Andrew Brown and Paddy Allen has an interactive “pick your own Archbishop game” here.
Frasier writes in The Church Times (behind the paywall):
NOT wanting to be Archbishop of Canterbury has to be a qualification for the post. I don’t mean this in terms of a natural Christian reluctance to put oneself forward. Rather, it is an impossible appointment, and anyone who really wants to do it must be stark raving mad.
Worse than the job of England football manager in terms of unrealistic expectations, it is a job in which it is impossible to succeed. Or, to be more accurate, one in which success may constantly feel like failure.
Some may say this is Christian ministry writ large. After all, no Christian is promised an easy ride. But most us don’t have to carry our burdens under the constant scrutiny of the press, the all-seeing eye of the modern world.

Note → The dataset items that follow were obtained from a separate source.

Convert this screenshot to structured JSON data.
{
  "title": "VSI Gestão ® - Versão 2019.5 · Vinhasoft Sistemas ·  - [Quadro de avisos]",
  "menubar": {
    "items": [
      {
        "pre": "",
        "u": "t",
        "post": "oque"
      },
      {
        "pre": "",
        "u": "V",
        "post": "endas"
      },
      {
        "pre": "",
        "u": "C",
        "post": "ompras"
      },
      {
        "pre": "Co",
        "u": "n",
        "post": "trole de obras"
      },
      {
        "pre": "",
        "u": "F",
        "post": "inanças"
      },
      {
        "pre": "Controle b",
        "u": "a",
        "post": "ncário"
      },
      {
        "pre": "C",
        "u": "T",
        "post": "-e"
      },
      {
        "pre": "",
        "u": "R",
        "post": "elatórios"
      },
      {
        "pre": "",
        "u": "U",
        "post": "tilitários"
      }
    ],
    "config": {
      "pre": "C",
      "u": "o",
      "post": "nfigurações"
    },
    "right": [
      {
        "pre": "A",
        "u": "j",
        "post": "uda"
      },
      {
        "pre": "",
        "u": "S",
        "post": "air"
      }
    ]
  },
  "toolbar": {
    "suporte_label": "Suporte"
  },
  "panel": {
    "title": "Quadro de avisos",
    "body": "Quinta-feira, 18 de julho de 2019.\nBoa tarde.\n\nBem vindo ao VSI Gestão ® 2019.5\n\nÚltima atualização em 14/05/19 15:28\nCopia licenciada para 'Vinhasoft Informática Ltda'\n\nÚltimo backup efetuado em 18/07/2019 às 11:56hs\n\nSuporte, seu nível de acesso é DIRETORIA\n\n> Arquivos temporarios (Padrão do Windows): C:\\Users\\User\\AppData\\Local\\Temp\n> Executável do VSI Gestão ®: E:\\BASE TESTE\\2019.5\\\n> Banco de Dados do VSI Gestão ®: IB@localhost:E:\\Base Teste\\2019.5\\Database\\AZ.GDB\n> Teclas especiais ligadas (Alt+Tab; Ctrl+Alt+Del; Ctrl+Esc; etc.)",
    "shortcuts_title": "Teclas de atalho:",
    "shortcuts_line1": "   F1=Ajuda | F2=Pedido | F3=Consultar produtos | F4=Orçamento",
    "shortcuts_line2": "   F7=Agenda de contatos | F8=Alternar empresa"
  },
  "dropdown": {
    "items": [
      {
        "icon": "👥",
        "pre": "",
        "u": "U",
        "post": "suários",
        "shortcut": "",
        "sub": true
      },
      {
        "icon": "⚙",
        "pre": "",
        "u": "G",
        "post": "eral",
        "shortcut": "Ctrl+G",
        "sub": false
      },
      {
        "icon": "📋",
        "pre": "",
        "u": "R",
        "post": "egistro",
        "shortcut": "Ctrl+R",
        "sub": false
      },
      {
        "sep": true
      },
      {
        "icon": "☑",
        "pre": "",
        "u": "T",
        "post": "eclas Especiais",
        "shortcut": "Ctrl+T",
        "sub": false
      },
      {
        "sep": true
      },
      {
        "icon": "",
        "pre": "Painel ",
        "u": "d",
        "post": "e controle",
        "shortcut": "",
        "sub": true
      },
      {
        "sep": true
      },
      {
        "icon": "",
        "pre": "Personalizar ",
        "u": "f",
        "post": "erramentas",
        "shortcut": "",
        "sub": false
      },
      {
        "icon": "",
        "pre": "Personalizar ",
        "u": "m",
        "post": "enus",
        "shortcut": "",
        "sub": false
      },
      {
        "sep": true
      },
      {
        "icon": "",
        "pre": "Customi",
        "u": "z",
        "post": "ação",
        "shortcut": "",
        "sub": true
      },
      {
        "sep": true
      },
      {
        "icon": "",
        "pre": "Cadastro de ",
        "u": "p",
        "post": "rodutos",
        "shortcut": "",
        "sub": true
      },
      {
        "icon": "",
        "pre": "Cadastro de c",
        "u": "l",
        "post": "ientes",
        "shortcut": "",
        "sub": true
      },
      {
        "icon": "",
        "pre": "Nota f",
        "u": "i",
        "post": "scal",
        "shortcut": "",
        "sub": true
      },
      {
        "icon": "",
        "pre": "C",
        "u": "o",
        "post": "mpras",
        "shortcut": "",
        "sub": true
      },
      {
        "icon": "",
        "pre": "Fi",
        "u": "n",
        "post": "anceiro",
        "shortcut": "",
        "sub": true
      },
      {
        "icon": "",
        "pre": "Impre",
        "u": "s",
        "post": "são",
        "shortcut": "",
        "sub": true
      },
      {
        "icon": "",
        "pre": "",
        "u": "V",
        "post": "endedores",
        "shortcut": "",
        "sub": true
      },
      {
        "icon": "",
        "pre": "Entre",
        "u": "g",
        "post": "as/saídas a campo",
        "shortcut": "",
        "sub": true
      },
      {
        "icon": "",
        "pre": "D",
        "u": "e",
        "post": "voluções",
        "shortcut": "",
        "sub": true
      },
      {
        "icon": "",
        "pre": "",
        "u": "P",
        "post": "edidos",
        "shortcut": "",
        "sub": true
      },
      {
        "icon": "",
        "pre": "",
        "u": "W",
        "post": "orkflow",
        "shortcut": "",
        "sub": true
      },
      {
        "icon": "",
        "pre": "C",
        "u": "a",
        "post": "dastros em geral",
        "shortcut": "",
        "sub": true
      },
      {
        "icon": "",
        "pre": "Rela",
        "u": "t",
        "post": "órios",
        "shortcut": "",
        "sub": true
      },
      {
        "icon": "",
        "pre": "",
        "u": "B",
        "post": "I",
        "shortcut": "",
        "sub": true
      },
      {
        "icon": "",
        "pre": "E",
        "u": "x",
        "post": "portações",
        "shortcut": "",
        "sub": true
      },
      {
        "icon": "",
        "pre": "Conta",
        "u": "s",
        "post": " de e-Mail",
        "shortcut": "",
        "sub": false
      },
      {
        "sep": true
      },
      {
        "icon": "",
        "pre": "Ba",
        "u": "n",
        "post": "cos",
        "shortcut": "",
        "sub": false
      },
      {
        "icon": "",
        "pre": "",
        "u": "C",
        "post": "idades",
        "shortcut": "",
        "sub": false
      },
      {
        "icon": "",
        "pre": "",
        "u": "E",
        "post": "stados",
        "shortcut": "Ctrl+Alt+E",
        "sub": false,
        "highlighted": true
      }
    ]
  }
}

This week, in Manchester, the Church and the media conference gathered to think once again about this complex relationship. I was asked to give the keynote address, and used the opportunity to have a pop at the defensiveness of church leaders who seem to sieve what they want to say through the fear of being got at. Too often, as a result, they say very little and stay well below the parapet.
It thus becomes the task of church communications people to keep the media off the bishop’s back, to be blocking intermediaries, and conduits only of the most inane and inoffensive stories. In other words, it has become the task of many of the communications people to keep their bishop out of the press.
And so the Church of England dies the death of a thousand qualifications, overly fearful of saying anything big or controversial.
The Church then goes on to blame secularisation for keeping Christianity out of the public realm, when in fact the Church is doing a pretty good job of managing this on its own, without any help from the National Secular Society.
At the time of writing, I have no idea who will be the next Archbishop. But, first and foremost, before any party preferences about theology, I hope for someone who is brave. The idea that we might get a kindly manager, who seeks to appeal to all and none, fills me with dread.
But being brave will always extract a heavy price on the holder of the Archbishop’s office. If he is doing his job properly, he will be regularly vilified in The Sun, the Daily Mail, and The Guardian – to say nothing of the Wild West that is the internet.
Dr Williams faced all of that with genuine courage, and I suspect few of us will really know the personal cost that it extracted from him.
This is why no one ought to want that appointment. But whoever gets it, I wish them the unwelcome gift of controversy. For the only way in which that person can create no waves will be by saying nothing. And that is so much worse.